对此,众人的反对声终于小了许多。他们实在太忙了,人手永远不够用。这些奴仆虽然不堪大用,但至少能够给自己端茶递水,整理文书,倒是能够轻松许多,何乐而不为呢?
至于每日教会一个字,那还不简单?除非对方是个傻子。
说服了众人,将此事定下之后。李璥便决定在学室内,建立扫盲班。每日夜晚,共有一个时辰的学习时间。
那些跟在属官身边伺候的仆役,每日都要将自己学来的字,向众人转授。为了提高他们的积极性,李璥更是设立了奖励机制。但凡一人学会他转授的字,便可得一文奖赏。
王府仆役护卫两百多人,若是全部学会,那就是两百多文。而这还只是一个字,若是十字,百字,那岂不是几贯,几十贯的奖励?
但他们没有想到,想占李璥的便宜,哪有那么简单的。常用的汉字也就那两三千字,被这二十几人分摊下来,每人能够转授的,也不过一百多个字而已。
而汉字有个优点,就是望文生义。一个人若是积累到一定的词汇量,就能读懂文章。纵然是遇到不认识的字,也能通过上下文,猜出那个字的意思。

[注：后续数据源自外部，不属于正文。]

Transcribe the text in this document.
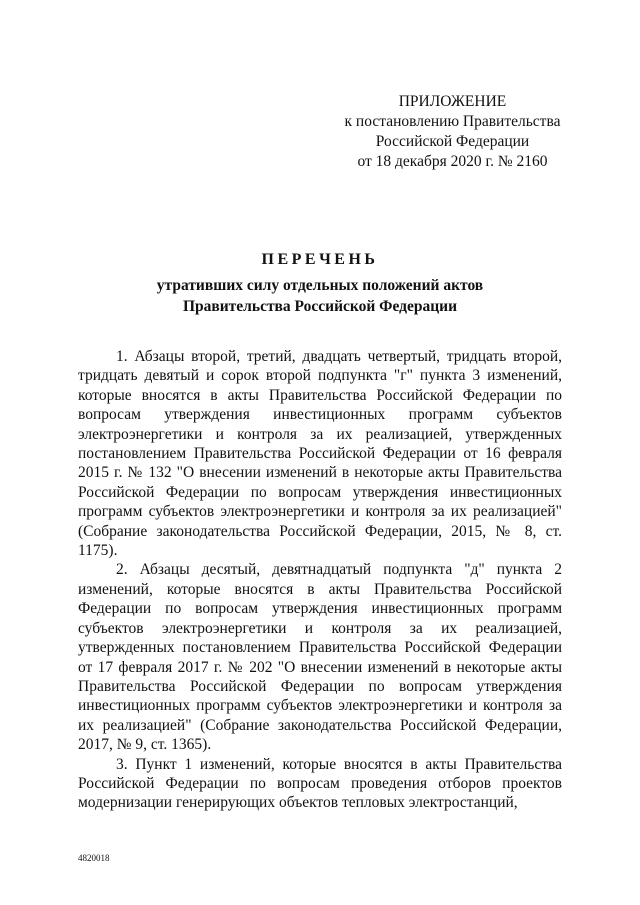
ПРИЛОЖЕНИЕ
к постановлению Правительства
Российской Федерации
от 18 декабря 2020 г. № 2160
ПЕРЕЧЕНЬ
утративших силу отдельных положений актов
Правительства Российской Федерации

1. Абзацы второй, третий, двадцать четвертый, тридцать второй, тридцать девятый и сорок второй подпункта "г" пункта 3 изменений, которые вносятся в акты Правительства Российской Федерации по вопросам утверждения инвестиционных программ субъектов электроэнергетики и контроля за их реализацией, утвержденных постановлением Правительства Российской Федерации от 16 февраля 2015 г. № 132 "О внесении изменений в некоторые акты Правительства Российской Федерации по вопросам утверждения инвестиционных программ субъектов электроэнергетики и контроля за их реализацией" (Собрание законодательства Российской Федерации, 2015, № 8, ст. 1175).

2. Абзацы десятый, девятнадцатый подпункта "д" пункта 2 изменений, которые вносятся в акты Правительства Российской Федерации по вопросам утверждения инвестиционных программ субъектов электроэнергетики и контроля за их реализацией, утвержденных постановлением Правительства Российской Федерации от 17 февраля 2017 г. № 202 "О внесении изменений в некоторые акты Правительства Российской Федерации по вопросам утверждения инвестиционных программ субъектов электроэнергетики и контроля за их реализацией" (Собрание законодательства Российской Федерации, 2017, № 9, ст. 1365).

3. Пункт 1 изменений, которые вносятся в акты Правительства Российской Федерации по вопросам проведения отборов проектов модернизации генерирующих объектов тепловых электростанций,

4820018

因此,无需他们转授三千字,这些仆役,便已经能够自学成才了。
不过,人都是有惰性的。即便这种学习的机会,对这些仆役来说,弥足珍贵。但不是每个人的眼光都是长远的,许多人在干了一天的活后,只想好好休息,根本不想费心思去读书识字。
李璥对此也不勉强,机会摆在眼前,却不肯去争取的人,还不值得他去在乎。
在他眼里,这些人将来注定是要被淘汰的,汴王府不留无用之人。
李璥在府中大办扫盲班,自然瞒不过贺知章的眼睛。对此,他颇为好奇,特意找到李璥,当面询问缘由。
“大王,您若是想教授府中奴仆识字,何须如此大费周章?长安城中,寻常的蒙学夫子何其之多,聘请几位过来,此事不就办成了吗?”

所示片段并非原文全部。